To advance edge machine learning, we explore first using PCM write modes to boost performance. PCM offers different write modes, balancing between write speed and retention time. Fast write modes, while quick, have a shorter retention [11]. We suggest utilizing fast writes for intermediate variables in machine learning programs, which allows us to reduce

the overall execution time [10]. This is particularly vital for data-heavy tasks like CNNs when deployed at the edge e.g., federated learning applications [29], [30]). CNNs have data-independent access patterns that help us create reliable memory profiles and provide compile-time hints on the appropriate PCM write modes. The runtime system then uses these hints to assign write modes, improving performance.

As shown in Figure 1, for inference tasks, subsequent layers use data from previous layers, reducing the need for long retention times and allowing more use of fast writes. During training, layer outputs are used in backpropagation to calculate weights. The weight update happens last for layers near the input, so these layers have a higher retention time requirement and might need slow writing, while layers near the output can use fast writes.

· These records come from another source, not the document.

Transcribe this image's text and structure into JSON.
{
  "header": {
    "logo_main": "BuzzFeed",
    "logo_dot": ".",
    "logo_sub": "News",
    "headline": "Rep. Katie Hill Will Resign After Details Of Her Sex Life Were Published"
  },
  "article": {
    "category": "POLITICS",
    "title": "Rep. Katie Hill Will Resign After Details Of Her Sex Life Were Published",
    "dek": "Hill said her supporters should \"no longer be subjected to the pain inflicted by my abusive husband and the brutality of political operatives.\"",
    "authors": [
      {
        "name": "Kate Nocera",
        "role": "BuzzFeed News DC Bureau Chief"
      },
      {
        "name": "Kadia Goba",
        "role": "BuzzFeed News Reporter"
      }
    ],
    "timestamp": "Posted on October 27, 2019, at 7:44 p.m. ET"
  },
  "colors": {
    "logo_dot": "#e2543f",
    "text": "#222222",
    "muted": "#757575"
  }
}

This flexible approach, with multiple write modes, helps meet varying retention time requirements and improves performance by more than 20% for both inference and training tasks [10]. By optimizing memory accesses in this way, we significantly enhance machine learning efficiency at the edge, addressing the growing demands of data-intensive applications.

A different angle of performance optimization is to adopt properties of the underlying memory in the executed software. Especially for NVM technologies, where latency and energy consumption depend on the memory access behavior of the ML application, software optimization can make a huge impact. ROLLED [31], considers domain-wall racetrack memories (DW-RTM) as scratchpad memory, where shift operations are required to align the memory with the access port. Depending on the distance of two subsequent memory accesses, the latency and energy overhead for the shift operation increases. As a machine learning model with a highly customizable memory access latency, ROLLED explores decision trees and random forests, as a normal inference of the model only requires a single path of a tree to be accessed. Proper memory layouting minimizes the expected amount of shift operations during execution of the trees.

## B. Accelerating large-scale search problems using NVM-based in-memory computing

Designing CAM-based search accelerators for large-scale search tasks presents significant challenges, particularly due to the inherent limitations of NVM array sizes. These arrays are



Fig. 2. Partition and merge for CAM-based in-memory accelerators.

typically too small to hold an entire dataset, making it crucial to partition the data across multiple arrays and efficiently merge the search results. The way this partitioning and merging is handled directly impacts the accuracy, speed, and overall efficiency of the search accelerator.

1) Partitioning and Merging: Given the limited size of NVM arrays, data must be divided across multiple subarrays within the CAM architecture. The partitioning process depends on the dimensions of the data and the capacity of the subarrays. Once the data is partitioned, the next step is to merge the search results from these subarrays to produce a coherent application-level result.

Horizontal Partition and Merge: When the data dimensions N exceeds the column C of a subarray as shown in Figure 2, the data must be horizontally split across several subarrays. For exact matches, merging the results with a simple AND operation across all subarrays can maintain high accuracy. However, for best match operations, where each subarray identifies a match independently, merging the results becomes more complex. A voting scheme can be used to approximate the global best match, but this introduces additional hardware complexity, increasing area and energy consumption. This tradeoff is especially pronounced in threshold matching scenarios, where current horizontal merge strategies are inefficient, forcing designers to choose between accuracy and hardware simplicity.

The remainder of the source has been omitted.